Annual property price growth slowed in key global locations in the third quarter of 2018
The average prices of residential property across key countries across the work increased by 4.9% in the 12 months to September 2018, with Asia Pacific the strongest region, the latest global index shows.
But it was the lowest annual rate of growth for Knight Frank’s global house price index, which covers 57 countries and territories worldwide, for two years. But it has increased by 41% since its low points in the second quarter of 2009.
Hong Kong and Malta top the rankings with prices in both up 15.7% year on year while the United States has registered the slowest rate of year on year growth since the fourth quarter of 2016 at 5.5%.
The next highest growth was a rise of 13.4% in Slovenia, followed by 11.5% in Lithuania, 10.5% in Hungary and Turkey, 9.9% in Mexico, 9.3% in the Netherlands, 8.9% in China and 8.8% in Singapore.
At the other end of the index, prices fell year on year by 3.7% in Saudi Arabia, by 2.9% in Finland, by 1.4% in Sweden, by 0.7% in Israel and the Ukraine, by 0.6% in Australia, by 0.4% in Brazil, and by 0.2% in Italy. Prices were flat in Morocco.
According to Liam Bailey, global head or research, the market in Hong Kong could see price growth slow in the coming months as the Hang Seng Index, which in the past has acted as a lead indicator for the property market, recently slipped 12%. ‘Add to this global trade disputes, a strengthening currency and the proposed vacancy tax for developers, we expect price growth to soften in 2019,’ he said.
Of the 57 countries tracked, eight recorded annual price declines with Sweden falling into this camp for the first time in six years. It suggests that low interest rates and strong population growth fuelled price inflation for several years before a surge in the delivery of new apartments and tighter lending rules saw a reversal in price movements. Only two years ago prices were rising at 11% per annum.
Central and Eastern Europe (CEE) is an area of growth, with its countries accounting for three of the top 10 rankings in the third quarter of 2018. CEE economies on average registered a 7.6% price rise, whilst Western Europe recorded an average of 4.3% growth year on year.
Slovenia, Lithuania and Hungary all recorded double-digit price growth in the year to September 2018. Rising wages and greater access to mortgage finance are pushing prices higher, according to the report.
Mexico is the strongest performer in Latin America with prices up 9.9% on average. Consumer sentiment is rising on the back of a strengthening economy and supply remains constrained.

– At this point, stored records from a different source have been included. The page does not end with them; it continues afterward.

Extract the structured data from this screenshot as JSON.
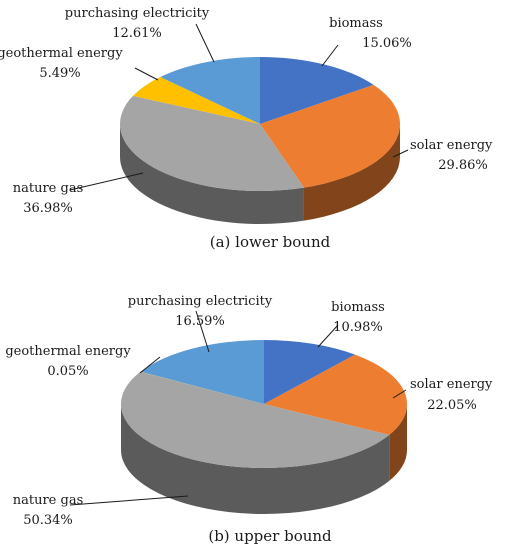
{
  "colors": {
    "biomass": "#4472C4",
    "solar_energy": "#ED7D31",
    "nature_gas": "#A5A5A5",
    "geothermal_energy": "#FFC000",
    "purchasing_electricity": "#5B9BD5"
  },
  "chart_data": [
    {
      "type": "pie",
      "style": "3d",
      "caption": "(a) lower bound",
      "series": [
        {
          "name": "biomass",
          "value": 15.06,
          "label": "15.06%"
        },
        {
          "name": "solar energy",
          "value": 29.86,
          "label": "29.86%"
        },
        {
          "name": "nature gas",
          "value": 36.98,
          "label": "36.98%"
        },
        {
          "name": "geothermal energy",
          "value": 5.49,
          "label": "5.49%"
        },
        {
          "name": "purchasing electricity",
          "value": 12.61,
          "label": "12.61%"
        }
      ]
    },
    {
      "type": "pie",
      "style": "3d",
      "caption": "(b) upper bound",
      "series": [
        {
          "name": "biomass",
          "value": 10.98,
          "label": "10.98%"
        },
        {
          "name": "solar energy",
          "value": 22.05,
          "label": "22.05%"
        },
        {
          "name": "nature gas",
          "value": 50.34,
          "label": "50.34%"
        },
        {
          "name": "geothermal energy",
          "value": 0.05,
          "label": "0.05%"
        },
        {
          "name": "purchasing electricity",
          "value": 16.59,
          "label": "16.59%"
        }
      ]
    }
  ]
}
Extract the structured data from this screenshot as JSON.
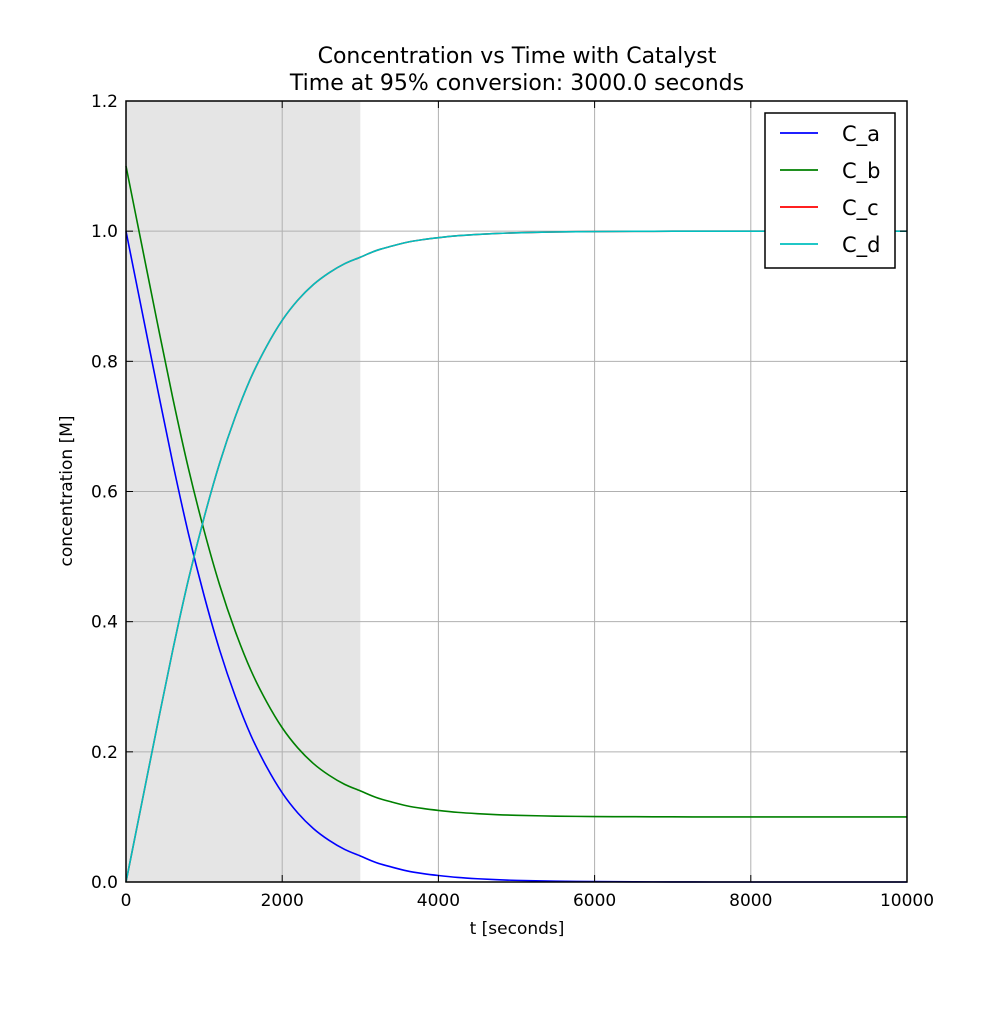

New Zealand, where a ban on non-residents purchasing existing homes came into force in July, saw annual price growth decline from 6.6% to 4.9% over the three months from June to September. High rates of net migration combined with limited new supply is expected to halt a slide into negative territory, the report says.
The US registered its slowest rate of annual growth since the final quarter of 2016. Higher mortgage rates on the back of eight rate rises since late 2015 has led to affordability constraints. Sales of existing homes have fallen 9.3% while housing starts have declined 8.7% since November 2017.